According to statements made by Mayor Eric Adams in an interview with The New York Times on Friday, New York City officials are looking to eliminate the makeshift shelters that have been set up by homeless people on the city’s streets.

The initiative follows similar efforts in other metropolises that had previously gone along with the encampments. 

Although Adams did not provide many details, the announcement came a month after he released information regarding a push to remove homeless people from the city’s subway system in response to reports of assaults and other aggressive behavior.

“We’re going to rid the encampments off our street and we’re going to place people in healthy living conditions with wraparound services,” Adams said to the Times. 

The mayor continued, “I’m telling my city agencies to do an analysis block by block, district by district, identify where the encampments are, then execute a plan to give services to the people who are in the encampments, then to dismantle those encampments.”

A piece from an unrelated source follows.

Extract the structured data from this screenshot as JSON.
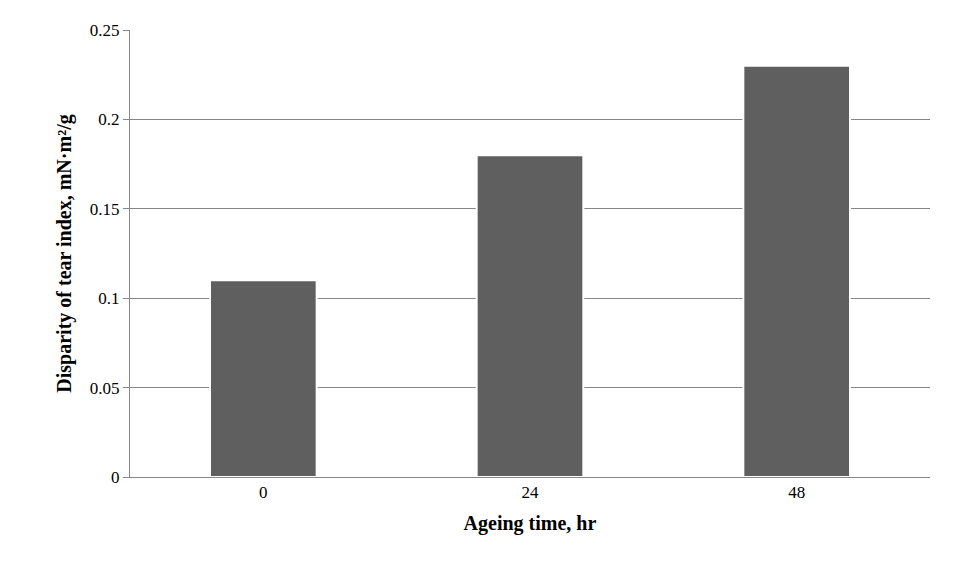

He did not give details on where those living in the encampments would go, but he did acknowledge that officials do not have the ability to force anyone to go to a homeless shelter. The effort is expected to begin in the next two weeks.

“We can’t stop an individual from sleeping on the street based on law, and we’re not going to violate the law,” Adams added. “But you can’t build a miniature house made out of cardboard on the streets. That’s inhumane.”

In the most up-to-date estimate from January 2021, the city noted that about 1,100 people were living in parks as well as on the streets. Many advocates, however, believe that is an undercount.